Yes, the times are indeed rough for me in a material sense (when I noted to my attorney that his legal fees were exacerbating my calamitous financial condition, he suggested that I get my supporters to run a fund-raiser for me. Sure, ask an army of inmates to get me money; not quite), and I really am grieving at separation from my barred family. But, I've got my health; Jessica continues steadfast in her care-full attention to me; the folks at the Parish of the Advent have quite humbled me with their loyal and warm backing in this horrid time. Only because I've had this time for introspection, largely abetted by the insights (sometimes painful) from Jessica and a seminary mate, have I come to realize that twenty years of supporting my work in the Jail with a full-time job in the secular world were in fact a fruitless quest for approval from others, generally from those who by their nature and position lack the insight or charity to give such recognition
No, Saint Paul is right: when we come to a full realization of God's loving goodness to us in giving us undeserved redemption, we can no other than rejoice, and again I David say, Rejoice!
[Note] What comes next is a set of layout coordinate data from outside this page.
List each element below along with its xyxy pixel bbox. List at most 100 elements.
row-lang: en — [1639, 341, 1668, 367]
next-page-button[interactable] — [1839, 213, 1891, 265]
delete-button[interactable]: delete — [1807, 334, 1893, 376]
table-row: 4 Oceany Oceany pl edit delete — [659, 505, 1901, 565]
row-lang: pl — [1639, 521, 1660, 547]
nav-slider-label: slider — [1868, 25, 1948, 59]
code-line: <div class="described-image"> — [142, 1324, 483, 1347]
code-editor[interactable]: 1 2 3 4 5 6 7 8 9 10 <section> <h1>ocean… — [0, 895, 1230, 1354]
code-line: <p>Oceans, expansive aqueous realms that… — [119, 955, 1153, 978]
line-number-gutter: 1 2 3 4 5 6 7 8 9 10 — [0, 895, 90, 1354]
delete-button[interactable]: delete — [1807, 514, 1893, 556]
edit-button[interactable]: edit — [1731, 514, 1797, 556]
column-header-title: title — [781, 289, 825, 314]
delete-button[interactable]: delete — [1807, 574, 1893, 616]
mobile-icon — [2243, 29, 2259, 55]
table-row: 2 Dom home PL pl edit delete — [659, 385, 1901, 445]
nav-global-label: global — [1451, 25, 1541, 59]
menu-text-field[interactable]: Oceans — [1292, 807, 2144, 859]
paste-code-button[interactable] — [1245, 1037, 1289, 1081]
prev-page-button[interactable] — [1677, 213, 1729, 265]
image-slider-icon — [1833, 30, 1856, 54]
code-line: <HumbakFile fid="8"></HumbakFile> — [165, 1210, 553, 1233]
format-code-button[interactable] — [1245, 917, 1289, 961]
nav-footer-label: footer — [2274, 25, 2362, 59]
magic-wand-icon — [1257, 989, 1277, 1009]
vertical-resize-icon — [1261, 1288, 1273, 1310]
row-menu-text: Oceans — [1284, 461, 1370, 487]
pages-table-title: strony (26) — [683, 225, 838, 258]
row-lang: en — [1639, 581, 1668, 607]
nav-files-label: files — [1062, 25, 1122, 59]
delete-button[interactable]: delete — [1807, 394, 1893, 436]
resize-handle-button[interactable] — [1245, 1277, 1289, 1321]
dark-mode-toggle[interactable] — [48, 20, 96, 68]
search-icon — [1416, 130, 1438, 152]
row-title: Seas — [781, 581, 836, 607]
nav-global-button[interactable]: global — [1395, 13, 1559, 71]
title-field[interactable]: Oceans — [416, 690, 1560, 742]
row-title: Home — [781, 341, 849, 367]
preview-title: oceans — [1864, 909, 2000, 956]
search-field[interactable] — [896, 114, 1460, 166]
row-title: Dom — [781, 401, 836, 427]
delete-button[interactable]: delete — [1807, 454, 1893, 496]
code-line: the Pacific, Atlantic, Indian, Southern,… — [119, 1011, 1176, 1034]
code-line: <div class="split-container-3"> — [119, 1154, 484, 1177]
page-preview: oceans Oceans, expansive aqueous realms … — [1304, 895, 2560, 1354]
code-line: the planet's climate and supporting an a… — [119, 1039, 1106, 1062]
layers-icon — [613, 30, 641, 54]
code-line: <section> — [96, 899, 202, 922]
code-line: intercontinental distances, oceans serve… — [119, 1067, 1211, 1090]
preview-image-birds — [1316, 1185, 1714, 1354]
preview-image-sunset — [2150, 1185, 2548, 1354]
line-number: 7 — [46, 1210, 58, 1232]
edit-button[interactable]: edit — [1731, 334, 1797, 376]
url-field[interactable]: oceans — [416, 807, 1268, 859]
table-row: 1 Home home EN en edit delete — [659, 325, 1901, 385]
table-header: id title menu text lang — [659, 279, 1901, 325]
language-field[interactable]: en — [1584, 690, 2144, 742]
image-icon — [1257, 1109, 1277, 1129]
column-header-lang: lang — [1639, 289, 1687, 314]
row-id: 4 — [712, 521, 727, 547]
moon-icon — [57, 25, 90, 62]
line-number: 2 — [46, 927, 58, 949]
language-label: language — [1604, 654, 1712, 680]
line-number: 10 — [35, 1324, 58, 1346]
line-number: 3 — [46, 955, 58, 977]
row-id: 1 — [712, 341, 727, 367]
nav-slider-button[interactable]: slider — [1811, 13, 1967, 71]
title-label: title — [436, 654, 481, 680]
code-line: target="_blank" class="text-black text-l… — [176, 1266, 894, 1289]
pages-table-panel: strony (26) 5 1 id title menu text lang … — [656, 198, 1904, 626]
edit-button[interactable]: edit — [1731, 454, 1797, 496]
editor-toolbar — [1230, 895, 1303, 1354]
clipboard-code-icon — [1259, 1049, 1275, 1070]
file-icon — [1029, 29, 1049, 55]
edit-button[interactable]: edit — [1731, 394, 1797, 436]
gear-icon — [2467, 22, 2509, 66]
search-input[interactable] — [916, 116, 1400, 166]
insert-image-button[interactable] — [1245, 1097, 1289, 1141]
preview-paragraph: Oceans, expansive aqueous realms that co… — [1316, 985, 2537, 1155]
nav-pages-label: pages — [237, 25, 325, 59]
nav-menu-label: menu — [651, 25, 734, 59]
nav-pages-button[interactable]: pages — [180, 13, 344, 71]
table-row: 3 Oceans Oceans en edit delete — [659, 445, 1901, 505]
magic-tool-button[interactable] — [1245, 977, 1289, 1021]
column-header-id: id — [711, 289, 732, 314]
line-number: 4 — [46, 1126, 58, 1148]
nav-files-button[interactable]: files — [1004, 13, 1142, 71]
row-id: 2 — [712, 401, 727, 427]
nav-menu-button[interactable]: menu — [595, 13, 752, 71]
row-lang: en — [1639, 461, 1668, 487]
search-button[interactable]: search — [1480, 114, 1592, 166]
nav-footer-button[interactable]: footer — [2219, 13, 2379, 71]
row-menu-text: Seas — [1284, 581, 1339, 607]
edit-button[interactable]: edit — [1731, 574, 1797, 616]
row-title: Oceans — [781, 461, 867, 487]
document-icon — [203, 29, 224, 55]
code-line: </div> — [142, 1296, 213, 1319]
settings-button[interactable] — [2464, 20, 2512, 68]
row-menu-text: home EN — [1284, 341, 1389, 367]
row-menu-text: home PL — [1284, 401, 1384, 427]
Okay, so I'm at the very doorstep of debtors' prison: how have I the audacity (six short hours after getting home from the Midnight Mass of Christmass at the Advent) to be flying off to Tortola, there to board the Windjammer M/V Flying Cloud for a week meandering through the British Virgin Islands, then down to Grenada on New Year's Day to join up with the M/V Mandalay for two weeks poking through ten islands in the Grenadines? How? For the first time in 21 years of Winter trips, I had planned this one all out last Summer and saved a bundle by paying for it in advance. My situation now: use it or lose it. Again, I'm convinced there are no accidents.
Please, a special prayer for me and for the people of the jail, that we might get this horrible time behind us. Also, please pray that I'll have the insight to know where I'm headed. In turn, I try constantly to thank God for your good will, and to ask Him that you be blessed in your journey homewards! I send much love to you at your home!